Bu yazı Afyonkarahisar Kent Konseyi başkanı “Caz festivali gereksizdir” açıklamasını yapmadan önce yazılmalıydı.
“Önce yazılmalıydı” meselesine geleceğim. Ama önce olayı hatırlayalım: Geçenlerde Afyonkarahisar Kent Konseyi Başkanı Şemsettin Yasan, Haziran ayının son günlerinde 21’ncisi düzenlenen Afyonkarahisar Caz Festivali’nin “gereksiz” olduğunu savundu. Bir sosyal medya paylaşımıydı bu. Şöyle bir soru attı ortaya Yasan. “700 bin nüfuslu Afyon’da Caz Festivali’ne kimler katılır? Yüzde bir olsa 7 bin kişi eder. Gelen bini bile bulmaz. Onun da yarısı protokol. O zaman niye?”
Gelen yoruma da şöyle cevap verdi daha sonra sildiği paylaşımlarında: “Ne yapılırsa halk için, halka göre yapılmalı. Halkın çoğunluğuna göre yapılmalı. Caz Festivali halkta karşılığı olmayan bir şey bir etkinlik. Bize yani çoğunluğa göre gereksiz ve lüzumsuzdur. Bu da benim bireysel düşünce tezahürüdür. Doğrulara sahip çıktığımız gibi yanlışı da görmezden gelemem”
Çoğunluğa göre gereksiz olan… (Aynı anlama gelen lüzumsuz ve gereksizi birlikte kullanmasına takılmadan ilerliyorum) Çoğunluğa göre gereksiz olan, yok olmalıdır Şemsettin Yasan’a göre.
Şunu hatırlatalım: Afyon’da caz festivali var beyefendi. Üstelik sizin başında bulunduğunuz kurum da, bu festivalin gelişmesi ve tanıtılması, kentin bir bileşeni olmasıyla yükümlü. Bunu mevzuatınız söylüyor.
Peki o zaman gelin Kent Konseyi oluşumunun mevzuatına bakalım. Mevzuatın birinci maddesi, konseylerin amacını şöyle tanımlıyor: “Bu Yönetmeliğin amacı; kent yaşamında, kent vizyonunun ve hemşehrilik bilincinin geliştirilmesi, kentin hak ve hukukunun korunması, sürdürülebilir kalkınma, çevreye duyarlılık, sosyal yardımlaşma ve dayanışma, saydamlık, hesap sorma ve hesap verme, katılım, yönetişim ve yerinden yönetim ilkelerini hayata geçirmeye çalışan kent konseylerinin çalışma usul ve esaslarını düzenlemektir.”

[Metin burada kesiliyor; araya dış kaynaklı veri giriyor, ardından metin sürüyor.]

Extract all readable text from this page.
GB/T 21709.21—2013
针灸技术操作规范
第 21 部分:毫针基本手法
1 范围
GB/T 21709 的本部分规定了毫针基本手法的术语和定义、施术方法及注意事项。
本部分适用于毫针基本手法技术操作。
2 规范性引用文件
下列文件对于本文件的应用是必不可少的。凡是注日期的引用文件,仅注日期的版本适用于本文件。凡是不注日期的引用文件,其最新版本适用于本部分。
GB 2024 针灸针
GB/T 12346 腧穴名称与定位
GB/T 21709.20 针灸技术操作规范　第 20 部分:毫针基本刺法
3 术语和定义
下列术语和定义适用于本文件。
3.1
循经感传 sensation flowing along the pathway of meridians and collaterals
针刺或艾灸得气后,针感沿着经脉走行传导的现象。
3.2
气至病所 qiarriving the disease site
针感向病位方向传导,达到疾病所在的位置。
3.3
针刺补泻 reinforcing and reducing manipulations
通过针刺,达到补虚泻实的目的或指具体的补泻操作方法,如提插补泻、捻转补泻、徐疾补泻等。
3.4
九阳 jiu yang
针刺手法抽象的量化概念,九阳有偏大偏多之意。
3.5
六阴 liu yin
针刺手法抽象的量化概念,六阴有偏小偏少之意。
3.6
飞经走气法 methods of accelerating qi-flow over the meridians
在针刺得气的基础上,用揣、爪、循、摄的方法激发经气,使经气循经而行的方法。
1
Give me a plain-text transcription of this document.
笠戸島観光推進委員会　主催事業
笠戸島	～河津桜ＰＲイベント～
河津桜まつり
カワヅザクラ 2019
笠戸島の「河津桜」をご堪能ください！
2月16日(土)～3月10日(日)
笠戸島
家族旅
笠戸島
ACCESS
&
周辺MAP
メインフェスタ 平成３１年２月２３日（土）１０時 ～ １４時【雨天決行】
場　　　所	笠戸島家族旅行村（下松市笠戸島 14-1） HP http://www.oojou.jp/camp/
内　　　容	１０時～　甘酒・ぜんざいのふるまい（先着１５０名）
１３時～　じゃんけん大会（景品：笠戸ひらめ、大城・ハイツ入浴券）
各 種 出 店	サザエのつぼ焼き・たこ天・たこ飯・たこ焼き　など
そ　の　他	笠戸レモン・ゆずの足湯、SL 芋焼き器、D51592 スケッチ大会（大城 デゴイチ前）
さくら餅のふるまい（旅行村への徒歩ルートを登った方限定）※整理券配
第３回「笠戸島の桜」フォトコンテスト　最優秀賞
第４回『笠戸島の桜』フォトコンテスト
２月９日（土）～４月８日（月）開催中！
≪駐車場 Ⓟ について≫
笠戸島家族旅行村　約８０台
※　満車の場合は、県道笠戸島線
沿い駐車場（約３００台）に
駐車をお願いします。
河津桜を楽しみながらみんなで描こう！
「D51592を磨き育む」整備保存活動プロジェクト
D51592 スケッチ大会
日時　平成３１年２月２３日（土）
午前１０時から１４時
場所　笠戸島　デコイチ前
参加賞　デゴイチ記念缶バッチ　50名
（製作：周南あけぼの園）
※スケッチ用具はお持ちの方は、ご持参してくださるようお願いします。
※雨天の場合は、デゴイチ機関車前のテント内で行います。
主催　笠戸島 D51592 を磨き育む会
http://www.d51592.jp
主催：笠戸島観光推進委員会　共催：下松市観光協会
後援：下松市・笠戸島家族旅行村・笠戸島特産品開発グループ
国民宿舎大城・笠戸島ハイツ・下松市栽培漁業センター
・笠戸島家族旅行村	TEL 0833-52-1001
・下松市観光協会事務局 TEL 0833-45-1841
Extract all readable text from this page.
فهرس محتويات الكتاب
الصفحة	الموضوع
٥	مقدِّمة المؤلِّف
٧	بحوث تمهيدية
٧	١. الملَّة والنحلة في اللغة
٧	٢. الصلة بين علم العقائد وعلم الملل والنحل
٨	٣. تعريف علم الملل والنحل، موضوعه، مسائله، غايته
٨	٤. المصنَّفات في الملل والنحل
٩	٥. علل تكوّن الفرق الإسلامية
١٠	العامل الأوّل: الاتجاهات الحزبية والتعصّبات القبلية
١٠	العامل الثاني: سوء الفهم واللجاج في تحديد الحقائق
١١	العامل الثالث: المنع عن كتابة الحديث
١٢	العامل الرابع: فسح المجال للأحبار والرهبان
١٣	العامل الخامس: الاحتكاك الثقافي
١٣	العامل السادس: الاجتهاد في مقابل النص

Kent Konseyi’nin görevlerinin tanımlandığı 6.maddeye bakalım şimdi de: “Yerel düzeyde demokratik katılımın yaygınlaştırılmasını, hemşehrilik hukuku ve ortak yaşam bilincinin geliştirilmesini, çok ortaklı ve çok aktörlü yönetişim anlayışının benimsenmesini sağlamak… Kente ilişkin temel stratejiler ve faaliyet planlarının belirlenmesinde, uygulama ve izleme süreçlerinde tüm kenti kapsayan ortak bir aklın oluşturmasına katkıda bulunmak…”
Dileyen mevzuatın tamamına buradan bakabilir.
Şemsettin Yasan’ın açıklamalarına baktığımızda, başında bulunduğu konseyin mevzuatını pek de umursamadığı, ortak akıl, çok ortaklı yapı, demokratik katılım gibi konuların ilgisini çekmediği görülüyor. Ona göre, karar verici olan bir çoğunluk var. Ve bu çoğunluğun kararı da Afyonkarahisar da caz ya da klasik müzik festivalinin gereksiz olduğu yönünde. Kent Konseyi’nin tam da bu noktada devreye girmesi, kentteki bir etkinliğin haklarını rakamlara bakmadan savunması, koruması, çoğaltması önemli değil demek ki…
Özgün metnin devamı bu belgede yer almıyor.